Mulvey's tone is passionate and intellectually sharp. At moments, the mood of the piece is fervent in its call for change in film, though her ideas build on each other deftly and incisively. The reader might experience her criticism of the patriarchal film industry as scathing at times, though her tone is not one of contempt, but of tenacious appraisal.

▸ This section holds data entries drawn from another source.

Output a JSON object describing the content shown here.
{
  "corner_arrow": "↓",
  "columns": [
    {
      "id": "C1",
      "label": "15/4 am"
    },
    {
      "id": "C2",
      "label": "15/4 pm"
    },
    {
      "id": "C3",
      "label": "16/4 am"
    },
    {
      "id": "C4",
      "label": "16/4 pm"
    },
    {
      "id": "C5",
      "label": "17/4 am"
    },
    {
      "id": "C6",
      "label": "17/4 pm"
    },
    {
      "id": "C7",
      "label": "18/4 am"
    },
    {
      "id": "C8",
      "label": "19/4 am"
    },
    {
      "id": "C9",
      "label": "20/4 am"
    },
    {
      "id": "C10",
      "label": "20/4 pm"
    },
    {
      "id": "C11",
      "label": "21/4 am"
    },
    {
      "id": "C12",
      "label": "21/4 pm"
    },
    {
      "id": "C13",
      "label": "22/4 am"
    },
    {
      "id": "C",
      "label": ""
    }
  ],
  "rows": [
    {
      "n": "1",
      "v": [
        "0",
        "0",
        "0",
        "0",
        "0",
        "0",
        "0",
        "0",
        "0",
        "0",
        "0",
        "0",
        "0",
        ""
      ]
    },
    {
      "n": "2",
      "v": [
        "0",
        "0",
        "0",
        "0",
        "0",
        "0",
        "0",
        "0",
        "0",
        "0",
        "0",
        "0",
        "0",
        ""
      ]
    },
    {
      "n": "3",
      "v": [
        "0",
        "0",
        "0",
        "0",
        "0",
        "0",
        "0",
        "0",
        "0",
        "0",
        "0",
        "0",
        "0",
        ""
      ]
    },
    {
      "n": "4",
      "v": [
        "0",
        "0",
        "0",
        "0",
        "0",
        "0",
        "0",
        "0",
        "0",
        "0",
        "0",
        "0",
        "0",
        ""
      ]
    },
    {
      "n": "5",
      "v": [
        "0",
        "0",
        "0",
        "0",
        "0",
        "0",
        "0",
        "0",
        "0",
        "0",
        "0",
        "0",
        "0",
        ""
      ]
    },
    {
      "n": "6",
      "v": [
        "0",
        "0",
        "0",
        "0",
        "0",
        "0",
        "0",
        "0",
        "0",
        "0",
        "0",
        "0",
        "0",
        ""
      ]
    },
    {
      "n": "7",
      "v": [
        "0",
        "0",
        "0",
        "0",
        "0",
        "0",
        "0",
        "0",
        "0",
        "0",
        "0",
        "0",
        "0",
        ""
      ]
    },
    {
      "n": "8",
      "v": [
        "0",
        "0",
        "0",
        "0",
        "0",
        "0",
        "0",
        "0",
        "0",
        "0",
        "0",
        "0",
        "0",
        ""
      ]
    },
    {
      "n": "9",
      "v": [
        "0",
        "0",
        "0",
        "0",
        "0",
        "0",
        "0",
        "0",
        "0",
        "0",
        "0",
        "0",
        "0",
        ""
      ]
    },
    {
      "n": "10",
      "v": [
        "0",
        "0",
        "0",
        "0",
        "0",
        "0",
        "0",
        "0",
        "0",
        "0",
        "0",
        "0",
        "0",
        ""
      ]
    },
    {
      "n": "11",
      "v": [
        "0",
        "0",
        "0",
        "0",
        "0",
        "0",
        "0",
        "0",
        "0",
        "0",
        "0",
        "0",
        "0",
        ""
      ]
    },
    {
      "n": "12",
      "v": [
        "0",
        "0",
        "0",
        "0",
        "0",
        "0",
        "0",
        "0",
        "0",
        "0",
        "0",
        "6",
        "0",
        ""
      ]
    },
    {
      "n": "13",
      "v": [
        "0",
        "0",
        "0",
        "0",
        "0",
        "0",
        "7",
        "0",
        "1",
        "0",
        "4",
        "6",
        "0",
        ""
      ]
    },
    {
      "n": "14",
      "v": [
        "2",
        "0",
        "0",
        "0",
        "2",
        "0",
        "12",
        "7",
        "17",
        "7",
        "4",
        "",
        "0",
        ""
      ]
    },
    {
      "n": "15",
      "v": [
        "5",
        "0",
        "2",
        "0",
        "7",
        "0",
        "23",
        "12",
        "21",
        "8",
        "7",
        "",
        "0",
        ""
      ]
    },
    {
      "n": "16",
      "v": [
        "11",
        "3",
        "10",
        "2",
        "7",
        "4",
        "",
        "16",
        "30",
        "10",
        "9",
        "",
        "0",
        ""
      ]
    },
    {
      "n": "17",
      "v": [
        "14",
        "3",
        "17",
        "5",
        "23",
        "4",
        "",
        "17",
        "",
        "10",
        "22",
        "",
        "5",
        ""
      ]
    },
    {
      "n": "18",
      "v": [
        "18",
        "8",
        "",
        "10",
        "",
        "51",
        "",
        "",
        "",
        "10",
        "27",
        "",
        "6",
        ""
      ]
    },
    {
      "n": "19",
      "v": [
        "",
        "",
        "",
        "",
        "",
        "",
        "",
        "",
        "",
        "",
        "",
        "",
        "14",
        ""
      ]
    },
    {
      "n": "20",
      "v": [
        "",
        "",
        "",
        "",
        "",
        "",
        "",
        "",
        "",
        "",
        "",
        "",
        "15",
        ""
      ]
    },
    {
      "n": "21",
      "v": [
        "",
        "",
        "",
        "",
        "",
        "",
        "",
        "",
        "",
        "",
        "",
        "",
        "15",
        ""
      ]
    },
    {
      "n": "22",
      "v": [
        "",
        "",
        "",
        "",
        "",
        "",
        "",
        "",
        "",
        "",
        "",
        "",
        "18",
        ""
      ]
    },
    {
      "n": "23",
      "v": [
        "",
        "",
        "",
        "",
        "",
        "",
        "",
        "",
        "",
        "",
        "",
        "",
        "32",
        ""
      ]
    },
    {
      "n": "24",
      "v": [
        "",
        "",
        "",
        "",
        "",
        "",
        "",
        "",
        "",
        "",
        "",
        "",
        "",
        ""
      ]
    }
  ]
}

Protagonist and Antagonist

Due to the genre of the text, there is no obvious protagonist or antagonist. However, Mulvey argues in favor of alternative film styles that would enact a more feminist approach, while she criticizes patriarchal control and the for-profit nature of Hollywood cinema.

Major Conflict

The major conflict described in the text is the fact that conventional Hollywood films are created and informed by an unconscious patriarchal order and understanding (which Mulvey describes in psychoanalytic terms). This unconscious structure ultimately turns women on screen into fetishized objects rather than whole, fleshed-out characters in their own right.

Climax

There is no climax in the text due to its carefully ordered structure as an academic essay. At the end of the essay, Mulvey gestures toward the potential for alternative and feminist film, a moment that could be considered a type of theoretical climax to the polemic essay.

Foreshadowing

N/A

Understatement

There are few instances of understatement in the text, as Mulvey must communicate her points clearly and with precision in order to show the different layers of patriarchal consciousness at work.

Allusions

Mulvey makes numerous allusions to various Hollywood films with which her contemporaries would have been familiar. She also alludes to Sigmund Freud and Jaques Lacan throughout the essay, as the entire structure of her argument relies on these scholars' contributions to psychoanalytic theory.

Imagery

Mulvey paints a negative picture of Hollywood as an overly-powerful system invested only in large profits. She also describes the female character in great detail, such as the bodies of Marilyn Monroe and Marlene Dietrich, to show how they are represented as empty vessels for male desire and frustration. Finally, she invokes imagery from psychoanalytic concepts like castration, which focus on the relationship between one's conscious and unconscious self.

Paradox

The central paradox of Mulvey's argument is that narrative films attempt to cultivate the illusion of truth and reality while at the same time subordinating reality to the male gaze.

Parallelism

N/A

Metonymy and Synecdoche

Mulvey speaks metonymically of the camera as though it is representative of cinema in general. Hollywood is also described with a similar effect; she uses the word to refer to mainstream cinema in general, not the geographical location.